エンジニアの能力を活かし、組織に貢献する「スタッフエンジニア」というキャリア
「風呂グラマー」の愛称で呼ばれ、トレタやミイルを始めとする数々のB2C/B2Bプロダクト開発に携わってきた増井氏。監修・解説を務めた2023年発行の『スタッフエンジニア マネジメントを超えるリーダーシップ』では、「スタッフエンジニア」について触れている。「スタッフエンジニア」とは多くのエンジニアにとって耳慣れない言葉だが、経験を重ねてきたエンジニアが考えるべきキャリアパスの1つだ。

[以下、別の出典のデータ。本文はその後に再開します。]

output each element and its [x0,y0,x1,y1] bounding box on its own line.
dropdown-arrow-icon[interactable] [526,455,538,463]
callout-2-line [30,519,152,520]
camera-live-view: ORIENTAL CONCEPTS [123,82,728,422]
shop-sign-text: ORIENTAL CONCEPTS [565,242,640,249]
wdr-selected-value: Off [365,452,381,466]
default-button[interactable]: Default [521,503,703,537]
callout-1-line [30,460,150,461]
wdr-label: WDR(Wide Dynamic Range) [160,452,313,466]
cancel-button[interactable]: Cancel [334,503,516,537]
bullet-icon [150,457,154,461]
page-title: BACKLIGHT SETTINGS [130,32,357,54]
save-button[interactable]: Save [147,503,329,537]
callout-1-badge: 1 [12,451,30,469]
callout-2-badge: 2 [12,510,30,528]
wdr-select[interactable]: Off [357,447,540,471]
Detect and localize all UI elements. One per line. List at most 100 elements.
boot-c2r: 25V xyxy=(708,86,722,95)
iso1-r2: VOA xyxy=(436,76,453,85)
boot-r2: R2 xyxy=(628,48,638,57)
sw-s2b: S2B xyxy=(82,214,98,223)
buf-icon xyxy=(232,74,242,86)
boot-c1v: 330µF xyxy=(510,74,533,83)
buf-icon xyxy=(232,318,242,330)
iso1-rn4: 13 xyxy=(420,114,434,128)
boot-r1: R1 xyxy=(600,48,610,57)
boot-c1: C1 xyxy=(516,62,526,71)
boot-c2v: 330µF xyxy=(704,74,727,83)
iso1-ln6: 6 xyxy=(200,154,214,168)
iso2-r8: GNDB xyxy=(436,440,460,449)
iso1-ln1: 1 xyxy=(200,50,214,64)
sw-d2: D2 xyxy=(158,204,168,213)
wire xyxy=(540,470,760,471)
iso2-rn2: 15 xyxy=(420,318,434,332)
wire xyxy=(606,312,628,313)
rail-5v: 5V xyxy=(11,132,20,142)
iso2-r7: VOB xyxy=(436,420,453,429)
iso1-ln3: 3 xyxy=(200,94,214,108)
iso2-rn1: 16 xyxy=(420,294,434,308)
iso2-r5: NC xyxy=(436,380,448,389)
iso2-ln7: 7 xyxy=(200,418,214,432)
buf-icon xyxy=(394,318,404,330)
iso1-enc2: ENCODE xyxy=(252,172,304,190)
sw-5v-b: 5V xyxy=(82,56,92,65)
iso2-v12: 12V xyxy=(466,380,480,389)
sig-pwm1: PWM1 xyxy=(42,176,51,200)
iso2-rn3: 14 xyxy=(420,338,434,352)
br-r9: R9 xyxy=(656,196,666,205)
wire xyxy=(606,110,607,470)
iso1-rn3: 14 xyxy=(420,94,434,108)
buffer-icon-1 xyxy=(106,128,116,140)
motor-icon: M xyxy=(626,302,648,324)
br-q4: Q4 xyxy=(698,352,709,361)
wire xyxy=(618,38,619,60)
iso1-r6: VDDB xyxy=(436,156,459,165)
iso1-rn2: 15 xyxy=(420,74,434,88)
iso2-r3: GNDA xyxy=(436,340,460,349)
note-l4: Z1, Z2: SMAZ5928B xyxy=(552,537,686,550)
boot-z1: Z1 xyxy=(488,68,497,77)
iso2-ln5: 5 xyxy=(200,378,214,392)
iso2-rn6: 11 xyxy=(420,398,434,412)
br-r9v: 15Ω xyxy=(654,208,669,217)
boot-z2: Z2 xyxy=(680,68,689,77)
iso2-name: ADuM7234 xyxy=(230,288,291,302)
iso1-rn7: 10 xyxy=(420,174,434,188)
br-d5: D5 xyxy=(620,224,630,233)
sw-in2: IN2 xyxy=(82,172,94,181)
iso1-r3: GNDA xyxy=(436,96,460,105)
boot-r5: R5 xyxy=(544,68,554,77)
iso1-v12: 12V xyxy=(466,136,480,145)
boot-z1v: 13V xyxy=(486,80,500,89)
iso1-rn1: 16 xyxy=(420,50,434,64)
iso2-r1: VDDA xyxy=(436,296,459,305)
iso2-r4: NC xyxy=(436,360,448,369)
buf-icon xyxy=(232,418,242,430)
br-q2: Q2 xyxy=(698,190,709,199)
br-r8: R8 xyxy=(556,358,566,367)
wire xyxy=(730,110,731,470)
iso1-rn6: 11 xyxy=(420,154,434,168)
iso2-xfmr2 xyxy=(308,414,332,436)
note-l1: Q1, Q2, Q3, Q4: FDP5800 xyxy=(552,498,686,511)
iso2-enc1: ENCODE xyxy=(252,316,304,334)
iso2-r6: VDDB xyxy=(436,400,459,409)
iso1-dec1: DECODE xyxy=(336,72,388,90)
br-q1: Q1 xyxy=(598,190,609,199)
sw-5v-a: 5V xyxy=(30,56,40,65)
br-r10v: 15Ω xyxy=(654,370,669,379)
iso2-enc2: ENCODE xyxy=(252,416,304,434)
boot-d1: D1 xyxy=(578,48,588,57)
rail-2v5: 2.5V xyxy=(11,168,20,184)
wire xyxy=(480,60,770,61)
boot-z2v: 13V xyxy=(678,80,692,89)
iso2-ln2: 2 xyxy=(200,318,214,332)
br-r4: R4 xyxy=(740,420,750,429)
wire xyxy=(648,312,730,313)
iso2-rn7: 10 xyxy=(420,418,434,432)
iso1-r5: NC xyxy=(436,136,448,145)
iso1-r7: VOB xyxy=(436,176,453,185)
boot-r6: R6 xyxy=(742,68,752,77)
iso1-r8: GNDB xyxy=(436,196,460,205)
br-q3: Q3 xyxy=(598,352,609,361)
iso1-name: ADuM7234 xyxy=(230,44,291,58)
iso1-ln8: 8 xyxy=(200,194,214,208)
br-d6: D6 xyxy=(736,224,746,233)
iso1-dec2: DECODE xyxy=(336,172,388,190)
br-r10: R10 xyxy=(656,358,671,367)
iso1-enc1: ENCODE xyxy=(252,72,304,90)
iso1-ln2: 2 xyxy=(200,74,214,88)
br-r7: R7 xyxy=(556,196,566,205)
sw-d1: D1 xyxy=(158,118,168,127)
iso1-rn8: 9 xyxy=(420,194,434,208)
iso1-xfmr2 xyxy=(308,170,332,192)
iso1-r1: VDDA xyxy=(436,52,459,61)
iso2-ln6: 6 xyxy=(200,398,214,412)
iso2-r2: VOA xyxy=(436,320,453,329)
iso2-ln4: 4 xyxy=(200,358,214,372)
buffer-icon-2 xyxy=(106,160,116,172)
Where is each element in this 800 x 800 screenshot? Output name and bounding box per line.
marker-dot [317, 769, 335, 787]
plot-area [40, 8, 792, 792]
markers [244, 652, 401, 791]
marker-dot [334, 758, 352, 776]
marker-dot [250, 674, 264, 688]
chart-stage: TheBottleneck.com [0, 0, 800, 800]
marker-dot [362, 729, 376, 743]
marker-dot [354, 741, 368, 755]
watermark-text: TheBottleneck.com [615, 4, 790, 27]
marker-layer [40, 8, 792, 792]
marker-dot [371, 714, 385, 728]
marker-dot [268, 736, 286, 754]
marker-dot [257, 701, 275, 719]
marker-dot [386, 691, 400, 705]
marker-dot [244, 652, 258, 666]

現在、エンジニアのキャリアとして多いのは「エンジニアリングマネージャー」や「VPoE」などのマネジメント職だ。働きやすい職場づくり、エンジニアの評価や育成など、いわば"人"寄りのキャリアといえる。しかし、そこにもう1つ、エンジニアの能力を生かしながら、組織に広く貢献する"スタッフエンジニア"というキャリアがある。
増井氏は「30代でシニアと言われるまでは、自分の能力を"足し算"し、やったことそのままが成果となる。しかし、それ以降はエンジニアリングマネージャーなどのように"掛け算"する能力が求められる。つまり、メンバーが働きやすい環境づくりや他の部署とのスムーズな連携など、会社全体の生産性を高めることが必要だ」と語る。そうなると、やはりピープルマネジメントは重要なのは明らかだが、スタッフエンジニアは何に"掛け算"するのだろうか。
そもそもスタッフエンジニアの"スタッフ"は「一般社員」のイメージを持たれがちだが、軍事用語で「参謀」という意味だ。指揮官の右腕として作戦を立て、その実行の補佐をする役割。つまり、スタッフエンジニアは「参謀となるエンジニア」のことを指す。そして、次の4タイプに分類できる。
1. テックリード(Tech Lead)
プロジェクトの技術リーダーとして、言語やチームの技術的ビジョンを決める。エンジニアリングマネージャーやプロダクトマネージャーと共にロードマップの策定や技術選定に携わり、難しい初期コードなどを書く。スプリントの中でも活動し、スタンドアップミーティングやプランニングにも参加するスタッフエンジニアとしてのテックリードは、もう少し見る範囲が広く、チームを見るよりも、CTOやCDOなどの上級職の人を見てサポートを行う。
2. アーキテクト(Architect)
システム開発の業務分析や設計など、上流工程に関わり、ビジネスの視点からシステムを設計する役割を担う。インフラ、データベース、APIなど複数のセクションにまたがる複雑で変化し続ける設計を維持する。単なる技術選定などではなく、ビジネスや顧客ニーズ、会社のビジョンなどに照らし合わせ、技術負債の解消やその実行のタイミングなどを決定する。
3. ソルバー(Solver)
問題解決に特化した役割。たとえば、情報漏洩や技術的な炎上でプロジェクトが停滞しているなどの難しい問題が生じている時に、上から命じられて解決する。日本では「火消し」とも言われる。
4. 右腕(Right-hand)
「CTO室」のような名称で存在し、CTOなどの上位職の名前を代理して匿名プロジェクトなどを実行する。リーダーと共に会議に出席して、問題を巻き取り解決するなど、組織構造の「火消し」としての役割を負うことがある。